Sunday, March 1, 2026

Easier to Say is Easier to Remember

I'd like to help you step away from a tendency that is common among beginning speakers.  This is the tendency to go too far.  When you say too much you make it hard for listeners to rememmber.

I have a lot of chances to visit the classrooms of new college instructors.  They've got large textbooks and short quarters.  They often feel pressured to talk about everything in the textbook during a lecture to make sure they've "covered" everything.  This would be an admirable goal if it weren't based on a fallacy.
  
The underlying assumption of a long lecture is that if the teacher has said a thing the students know it.  I doubt that more than one percent of us could repeat a 20-minute lecture word-for-word 10 minutes after we have heard it.  So we clearly don't fully know what was said, let alone how to understand or apply it.

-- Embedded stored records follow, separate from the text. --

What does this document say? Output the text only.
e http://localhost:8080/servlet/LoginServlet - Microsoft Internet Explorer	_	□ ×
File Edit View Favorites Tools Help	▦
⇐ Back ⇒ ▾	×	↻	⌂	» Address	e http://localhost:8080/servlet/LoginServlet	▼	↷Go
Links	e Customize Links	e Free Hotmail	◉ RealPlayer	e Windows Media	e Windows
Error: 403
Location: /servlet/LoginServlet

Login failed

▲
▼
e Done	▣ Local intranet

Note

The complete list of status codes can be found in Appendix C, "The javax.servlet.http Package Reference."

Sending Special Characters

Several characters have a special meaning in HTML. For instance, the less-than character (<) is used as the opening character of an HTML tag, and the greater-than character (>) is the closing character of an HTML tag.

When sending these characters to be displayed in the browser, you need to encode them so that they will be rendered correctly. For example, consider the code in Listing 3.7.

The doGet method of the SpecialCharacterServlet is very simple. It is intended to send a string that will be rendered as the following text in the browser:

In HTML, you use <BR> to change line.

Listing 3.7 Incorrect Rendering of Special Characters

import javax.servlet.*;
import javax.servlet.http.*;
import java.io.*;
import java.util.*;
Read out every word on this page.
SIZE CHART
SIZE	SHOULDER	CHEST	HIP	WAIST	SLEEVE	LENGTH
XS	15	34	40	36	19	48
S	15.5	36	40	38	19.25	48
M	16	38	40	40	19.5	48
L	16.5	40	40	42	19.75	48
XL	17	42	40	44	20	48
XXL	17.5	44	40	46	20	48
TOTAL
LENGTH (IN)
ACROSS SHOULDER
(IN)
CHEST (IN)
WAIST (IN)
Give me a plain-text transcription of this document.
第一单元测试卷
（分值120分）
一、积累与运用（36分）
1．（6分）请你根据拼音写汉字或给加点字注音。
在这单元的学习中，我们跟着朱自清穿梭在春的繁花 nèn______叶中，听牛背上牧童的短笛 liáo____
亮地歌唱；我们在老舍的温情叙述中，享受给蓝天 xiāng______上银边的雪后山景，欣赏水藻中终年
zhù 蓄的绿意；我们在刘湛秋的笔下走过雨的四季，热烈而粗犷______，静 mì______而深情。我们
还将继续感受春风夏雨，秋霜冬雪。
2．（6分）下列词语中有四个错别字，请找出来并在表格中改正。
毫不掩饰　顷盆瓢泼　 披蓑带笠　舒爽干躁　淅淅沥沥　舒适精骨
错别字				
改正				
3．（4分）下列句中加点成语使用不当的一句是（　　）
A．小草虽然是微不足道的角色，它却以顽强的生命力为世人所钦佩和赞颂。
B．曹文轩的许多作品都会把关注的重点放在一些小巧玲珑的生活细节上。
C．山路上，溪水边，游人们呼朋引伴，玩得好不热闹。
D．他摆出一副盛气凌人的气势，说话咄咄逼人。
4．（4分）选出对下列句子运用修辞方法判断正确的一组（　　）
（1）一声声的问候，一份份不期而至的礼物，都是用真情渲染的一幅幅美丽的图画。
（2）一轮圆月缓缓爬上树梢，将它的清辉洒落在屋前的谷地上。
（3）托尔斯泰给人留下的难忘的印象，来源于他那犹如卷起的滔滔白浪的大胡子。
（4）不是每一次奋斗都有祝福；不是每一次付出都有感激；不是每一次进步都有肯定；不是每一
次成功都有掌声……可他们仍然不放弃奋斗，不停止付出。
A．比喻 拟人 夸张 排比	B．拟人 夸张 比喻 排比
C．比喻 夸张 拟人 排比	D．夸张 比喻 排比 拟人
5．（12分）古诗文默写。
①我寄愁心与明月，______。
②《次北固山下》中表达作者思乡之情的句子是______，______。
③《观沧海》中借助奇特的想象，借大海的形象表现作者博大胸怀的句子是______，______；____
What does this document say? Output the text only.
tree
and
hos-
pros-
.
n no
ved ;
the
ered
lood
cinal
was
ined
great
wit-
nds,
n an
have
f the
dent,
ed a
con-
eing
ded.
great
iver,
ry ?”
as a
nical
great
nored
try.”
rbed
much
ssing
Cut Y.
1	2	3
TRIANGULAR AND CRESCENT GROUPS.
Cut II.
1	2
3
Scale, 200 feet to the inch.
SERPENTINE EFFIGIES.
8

The solution makes life easier for you as the presenter and for the listener.  You take big ideas you want to communicate and explore them, leaving out some details or related ideas that are lower priority.  Spend more of your presentation time building meaning for your listeners.  You do this by helping them to apply the concept they have just learned through questions and examples.

Let's use Maslow's hierarchy as an example.  You could show a Powerpoint slide with all the levels of Maslow's hierarchy and their definitions, reading each to your listeners, then explaining further, helping them catch up on some much-needed sleep.  Or, you could ask, "How many of you ever gave up trying to make dinner because you were so tired, and didn't eat anything until breakfast the next day?  Some needs outweigh others and must be satisfied first.  Abraham Maslow described types of needs and which order they must be satisfied in."   You could then ask them to contribute to a list of needs and rank them.  Once they've got the general idea they will easily understand Maslow's work and can assimilate the details.

To apply my own principle here:  Just remember to give the big ideas in a simple way.  This makes them easy to remember.  Details come in time.